Rather than a team complaining and requesting about a better support database or better business unit spaces, they just used what they had at their disposal to achieve their needs…we are great self-organisers. This is the true essence of grassroot tools.
Due to our CoP tools, and our organic process of creating them we are able to indirectly use them as Proof of Concepts. Perhaps now the official support database may look into a crowdsourcing feature, perhaps business unit areas will have a homepage rather than just a bunch of folders…or perhaps they are happy to stay with what the CoP offers them.
People could of talked about these needs forever, and management may even agree with this need…but things go on the backburner…you have to wait for requests to go through the right channels..approvals…charters…money.
The answer is use whatever tool you have, and rather than talk the talk, walk the walk with a Proof of Concept.
There’s a difference in hearing and discussing something compared to actually using a prototype and getting that "feeling" from using it…it has a more profound effect as it’s experiential.

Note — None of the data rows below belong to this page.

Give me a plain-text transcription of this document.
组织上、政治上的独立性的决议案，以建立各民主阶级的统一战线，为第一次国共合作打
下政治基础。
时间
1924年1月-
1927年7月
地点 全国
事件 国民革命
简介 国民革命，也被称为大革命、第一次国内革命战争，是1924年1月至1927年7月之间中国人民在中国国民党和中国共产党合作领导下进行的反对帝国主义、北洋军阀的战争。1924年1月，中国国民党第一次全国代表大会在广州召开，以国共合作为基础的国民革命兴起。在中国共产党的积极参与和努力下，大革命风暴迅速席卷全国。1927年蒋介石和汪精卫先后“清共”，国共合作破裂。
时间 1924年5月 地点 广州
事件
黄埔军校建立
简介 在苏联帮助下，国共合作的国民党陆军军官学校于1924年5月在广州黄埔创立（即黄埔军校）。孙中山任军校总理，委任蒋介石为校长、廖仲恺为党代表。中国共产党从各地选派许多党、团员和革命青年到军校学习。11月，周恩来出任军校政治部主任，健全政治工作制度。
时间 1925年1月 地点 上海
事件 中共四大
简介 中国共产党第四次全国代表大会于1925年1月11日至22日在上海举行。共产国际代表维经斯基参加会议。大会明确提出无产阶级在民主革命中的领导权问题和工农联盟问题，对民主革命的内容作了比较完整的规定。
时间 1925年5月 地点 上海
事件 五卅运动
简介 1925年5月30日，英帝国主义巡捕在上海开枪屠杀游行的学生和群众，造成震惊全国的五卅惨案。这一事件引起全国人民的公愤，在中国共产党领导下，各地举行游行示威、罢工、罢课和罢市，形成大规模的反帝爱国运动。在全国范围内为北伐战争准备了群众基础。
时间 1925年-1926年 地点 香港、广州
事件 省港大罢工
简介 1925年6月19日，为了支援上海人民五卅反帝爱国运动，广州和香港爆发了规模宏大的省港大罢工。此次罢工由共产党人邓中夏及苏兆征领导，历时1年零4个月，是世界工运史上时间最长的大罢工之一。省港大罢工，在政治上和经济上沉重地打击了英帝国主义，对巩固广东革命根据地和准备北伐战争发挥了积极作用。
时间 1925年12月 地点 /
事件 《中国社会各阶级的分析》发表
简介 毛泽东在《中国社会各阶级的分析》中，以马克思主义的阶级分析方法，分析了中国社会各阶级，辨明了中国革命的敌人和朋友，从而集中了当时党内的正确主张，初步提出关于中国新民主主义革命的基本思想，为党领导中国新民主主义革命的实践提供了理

You have the idea, and talking gets you nowhere, so you use some grassroot tools (thank-you web 2.0) as a Proof of Concept, and this visibility gets you noticed. People you don’t know see it, and think it’s a good idea, someone else with a similar use case may apply it to a different context, a viral effect may ensue where lots of different groups are using it and improving it, someone else high up in the chain may come across it and may say why isn’t this made official.
You get the idea…visibility is king, and grassroot tools help you get there.
Not only do these social tools help you get there because they bypass the hierarchy, and it’s information flows and approvals (basically your Proof of Concept can go viral and touch lots of people…you no longer need authority as you have influence by reputation…you are networked.) But the actual tools getting you connected, can be the same tools that your Proof of Concept are based on.
In my last post I mentioned some teams have noticed our wiki tool and are self-organising a way to do onboarding. Not high-level onboarding, but at the level of what new comers need to know about working in that business unit. They are not going to wait for an official way, or approval to do it their requested way…instead they are using the tools at hand and going with it. Maybe the idea is to get in trouble, but when you get in trouble they might decide that they like your prototype and give you resources to do it properly.
Get visible, get in trouble (well, be cheeky), get a proof of concept, get social tools.
This goes hand in hand with a culture of autonomy, experimentation and acceptance of failure as the road to better productivity and performance…and innovation.